Lewis Tappan creía que la esclavitud estaba mal por razones morales, la consideraba una ofensa a Dios Todopoderoso, y sostenía que cualquiera que permitiera la esclavitud o los prejuicios raciales sin protestar cometía un pecado tan grande como aquellos que defendían la opresión. Creía que lo más importante del matrimonio no era la posición social, el amor o las ventajas comerciales, sino la adhesión a la fe cristiana. En consecuencia, no veía nada malo en los matrimonios interraciales siempre y cuando ambos contrayentes confirmaran su creencia en Jesucristo.
«De hecho —dijo una vez—, si la unidad religiosa pudiera ser propagada por todo el mundo y se aceptaran los matrimonios interraciales, en un plazo de unos mil años, el planeta estaría poblado de una única raza de seres humanos cobrizos, y todo el tema del prejuicio y la opresión basado en el color de la piel desaparecería para siempre».
Esta última afirmación hizo que muchas personas, con independencia de sus opiniones personales respecto a la esclavitud, tacharan a Lewis Tappan de loco peligroso e incivilizado. Recibía constantes amenazas de muerte, y en más de una ocasión tuvo que enfrentarse a hombres enfurecidos o a turbas dispuestas a acabar con él. Pero mientras se decía que Arthur llevaba un pequeño revólver en el bolsillo del chaleco, Lewis afirmaba que salía cada día a la calle armado sólo con su Biblia, que guardaba en un bolsillo cerca del corazón.
La carta de Simeon Jocelyn pidiendo la ayuda de los hermanos Tappan la recibió Lewis en Nueva York. Los Tappan eran grandes amigos de Jocelyn, pastor de raza blanca de una iglesia para negros en New Haven. Sin embargo, Arthur estaba en Inglaterra en viaje de negocios y no regresaría hasta después de seis meses. Inmediatamente, Lewis escribió a su hermano poniéndole al corriente de los hechos, y tomó el primer tren a New Haven.
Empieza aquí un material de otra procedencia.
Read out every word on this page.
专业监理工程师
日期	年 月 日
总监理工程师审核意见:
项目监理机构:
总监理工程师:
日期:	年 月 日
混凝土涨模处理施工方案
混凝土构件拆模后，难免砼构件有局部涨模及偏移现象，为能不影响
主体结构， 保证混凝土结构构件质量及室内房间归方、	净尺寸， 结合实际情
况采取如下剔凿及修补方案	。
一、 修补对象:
Y entonces, el día 3 de septiembre de 1839, se dirigía a la muchedumbre delante de la cárcel de New Haven. Mientras hablaba, los hombres que le rodeaban: Simeon Jocelyn, Joshua Leavitt, editor del
The Emancipator
, y casi una docena de hombres miembros de su recién creado Comité Amistad, observaban a los espectadores con cierta inquietud.
«Noto vuestra furia ante la injusticia que se está perpetrando aquí, amigos míos —continuó Tappan—. Por eso estamos aquí. Estos caballeros y yo hemos formado un comité, el Comité Amistad, para asegurar que las diabólicas maquinaciones de la moralmente corrupta administración presidencial de Washington no impida una sentencia justa para estos pobres africanos».
Esto molestó a la multitud, y se escucharon nuevas protestas. Connecticut era un estado demócrata y Van Buren contaba con un fuerte apoyo entre la mayoría de sus ciudadanos. Tappan esperó, sonriente, a que cesaran los gritos.